Noch vor vier Jahrzehnten hatte ein Land wie China eine ziemlich schwache, rückständige Wirtschaft. Als chinesisches Wirtschaftswunder gelten die über die Jahre durchgeführten Wirtschaftsreformen, die die Wirtschaft des Landes liberaler gemacht haben. Das Tempo des Wirtschaftswachstums in den letzten 30 Jahren ist unglaublich und erstaunlich: Im Durchschnitt stieg das BIP des Landes um 10 % pro Jahr und das BIP pro Kopf um 9 %. Heute nimmt China eine führende Position unter den Volkswirtschaften der Welt ein. Betrachten wir, wie dieses Land es geschafft hat, solche Indikatoren zu erreichen, wie das Wirtschaftswunder geschah, was seine Ursachen waren und welche Bedingungen ihm vorausgingen.
China Mitte des zwanzigsten Jahrhunderts
Nach dem Ende des Zweiten Weltkriegs stand China an einem Scheideweg und wusste nicht, was es wählen sollte: einen liberalen kapitalistischen oder, nach dem Vorbild der Großmacht UdSSR, einen sozialistischen Entwicklungsweg. Der Bürgerkrieg, der das Land bis 1949 erschütterte, führte zur Absp altung der Insel Taiwan und zur Gründung der Volksrepublik China unter der Führung von Mao Zedong.
Mit dem Aufkommen der Kommunistischen Partei beginnt der schmerzhafte Aufbau des Sozialismus:Verstaatlichung des Eigentums und Agrarreform, Umsetzung von Fünfjahresplänen für die Entwicklung der Wirtschaft … China nimmt die Unterstützung der UdSSR an und konzentriert sich auf das politische und wirtschaftliche System seines sozialistischen Nachbarn und industrialisiert die Wirtschaft. Manchmal war es notwendig, auf harte und kompromisslose Methoden zurückzugreifen.

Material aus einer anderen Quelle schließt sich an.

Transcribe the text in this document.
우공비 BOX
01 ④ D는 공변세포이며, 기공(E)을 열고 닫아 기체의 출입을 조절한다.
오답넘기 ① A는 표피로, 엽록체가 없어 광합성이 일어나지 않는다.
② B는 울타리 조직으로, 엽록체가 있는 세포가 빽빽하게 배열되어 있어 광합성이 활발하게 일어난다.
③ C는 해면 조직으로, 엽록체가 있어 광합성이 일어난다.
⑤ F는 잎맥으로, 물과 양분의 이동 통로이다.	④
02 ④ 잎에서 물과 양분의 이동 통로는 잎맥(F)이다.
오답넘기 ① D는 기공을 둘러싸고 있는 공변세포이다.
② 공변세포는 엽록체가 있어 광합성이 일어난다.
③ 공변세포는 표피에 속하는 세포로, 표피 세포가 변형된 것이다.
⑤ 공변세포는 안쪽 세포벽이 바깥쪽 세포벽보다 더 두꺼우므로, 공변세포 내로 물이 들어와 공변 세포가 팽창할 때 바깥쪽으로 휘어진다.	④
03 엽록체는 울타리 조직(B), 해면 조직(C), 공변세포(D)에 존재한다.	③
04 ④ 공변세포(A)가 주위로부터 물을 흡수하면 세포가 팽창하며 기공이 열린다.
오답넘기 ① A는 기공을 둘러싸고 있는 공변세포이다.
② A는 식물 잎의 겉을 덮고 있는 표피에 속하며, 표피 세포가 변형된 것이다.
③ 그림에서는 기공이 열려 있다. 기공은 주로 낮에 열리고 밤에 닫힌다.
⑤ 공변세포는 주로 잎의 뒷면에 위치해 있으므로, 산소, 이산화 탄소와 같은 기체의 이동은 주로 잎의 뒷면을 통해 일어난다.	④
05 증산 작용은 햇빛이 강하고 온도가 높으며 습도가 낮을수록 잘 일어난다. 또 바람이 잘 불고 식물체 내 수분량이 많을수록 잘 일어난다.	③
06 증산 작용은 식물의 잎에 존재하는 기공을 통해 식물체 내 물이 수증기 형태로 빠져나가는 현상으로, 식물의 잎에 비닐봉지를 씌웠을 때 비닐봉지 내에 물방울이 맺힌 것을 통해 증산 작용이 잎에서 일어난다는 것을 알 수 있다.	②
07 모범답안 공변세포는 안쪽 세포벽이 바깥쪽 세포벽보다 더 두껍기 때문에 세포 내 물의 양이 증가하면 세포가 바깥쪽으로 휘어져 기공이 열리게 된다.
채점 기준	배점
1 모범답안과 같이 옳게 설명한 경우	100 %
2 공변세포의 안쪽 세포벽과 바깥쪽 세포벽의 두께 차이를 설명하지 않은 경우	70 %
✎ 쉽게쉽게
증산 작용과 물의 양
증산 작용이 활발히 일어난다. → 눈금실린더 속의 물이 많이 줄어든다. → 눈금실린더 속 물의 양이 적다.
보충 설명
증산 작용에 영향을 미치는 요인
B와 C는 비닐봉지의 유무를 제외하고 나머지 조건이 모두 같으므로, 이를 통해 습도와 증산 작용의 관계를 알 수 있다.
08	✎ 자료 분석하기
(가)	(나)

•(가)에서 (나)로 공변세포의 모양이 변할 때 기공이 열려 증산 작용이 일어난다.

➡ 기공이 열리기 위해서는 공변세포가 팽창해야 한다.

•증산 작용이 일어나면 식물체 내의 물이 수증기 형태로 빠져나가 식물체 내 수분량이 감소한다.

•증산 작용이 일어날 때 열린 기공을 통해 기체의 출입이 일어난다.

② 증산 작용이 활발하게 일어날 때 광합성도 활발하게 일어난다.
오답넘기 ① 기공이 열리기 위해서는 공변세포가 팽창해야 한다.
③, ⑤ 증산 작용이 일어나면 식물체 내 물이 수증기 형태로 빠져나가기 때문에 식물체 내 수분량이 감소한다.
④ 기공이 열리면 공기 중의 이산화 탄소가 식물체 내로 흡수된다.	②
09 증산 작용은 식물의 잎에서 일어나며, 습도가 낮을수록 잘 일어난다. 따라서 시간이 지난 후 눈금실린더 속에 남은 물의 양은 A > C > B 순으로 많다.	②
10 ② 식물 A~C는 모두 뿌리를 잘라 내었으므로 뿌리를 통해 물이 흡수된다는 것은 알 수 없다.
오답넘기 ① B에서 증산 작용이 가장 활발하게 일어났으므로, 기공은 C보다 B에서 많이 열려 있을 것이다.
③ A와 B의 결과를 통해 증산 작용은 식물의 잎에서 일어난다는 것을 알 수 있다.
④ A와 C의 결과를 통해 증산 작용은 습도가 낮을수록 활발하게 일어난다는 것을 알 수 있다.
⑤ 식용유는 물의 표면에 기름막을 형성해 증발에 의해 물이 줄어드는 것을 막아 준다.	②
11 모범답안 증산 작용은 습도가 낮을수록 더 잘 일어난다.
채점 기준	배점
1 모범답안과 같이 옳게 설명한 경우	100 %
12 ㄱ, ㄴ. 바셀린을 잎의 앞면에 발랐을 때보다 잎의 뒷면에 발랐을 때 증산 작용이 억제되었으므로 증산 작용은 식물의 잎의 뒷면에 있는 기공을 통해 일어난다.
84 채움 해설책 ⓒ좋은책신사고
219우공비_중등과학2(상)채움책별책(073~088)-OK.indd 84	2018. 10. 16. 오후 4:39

Großer Sprung nach vorne ins Nirgendwo
Aber nach 1957 kühlten sich die Beziehungen zwischen China und der UdSSR ab, und Mao Zedong, der die Ansichten der damaligen sowjetischen Führung nicht teilte, beschließt, ein neues Programm namens „Großer Sprung nach vorn“umzusetzen. Das Ziel des ehrgeizigen Programms war es, die Wirtschaft anzukurbeln, aber die Neuausrichtung war erfolglos und hatte tragische Folgen sowohl für die Menschen als auch für die chinesische Wirtschaft insgesamt.
In den 60er Jahren erlebt das Land eine schwere Hungersnot, eine Kulturrevolution und Massenrepressionen. Viele staatliche Instrumente funktionierten nicht mehr, das kommunistische Parteiensystem brach zusammen. Aber in den frühen 1970er Jahren schlug die Regierung einen Kurs ein, um die Parteiorganisationen wiederherzustellen und die Beziehungen zu den Vereinigten Staaten zu verbessern. Nach dem Tod des „Großen Piloten“Mao Zedong im Jahr 1976 geriet das Land in eine wirtschaftlich schwierige Lage, die Arbeitslosigkeit stieg und ein Kartensystem wurde eingeführt.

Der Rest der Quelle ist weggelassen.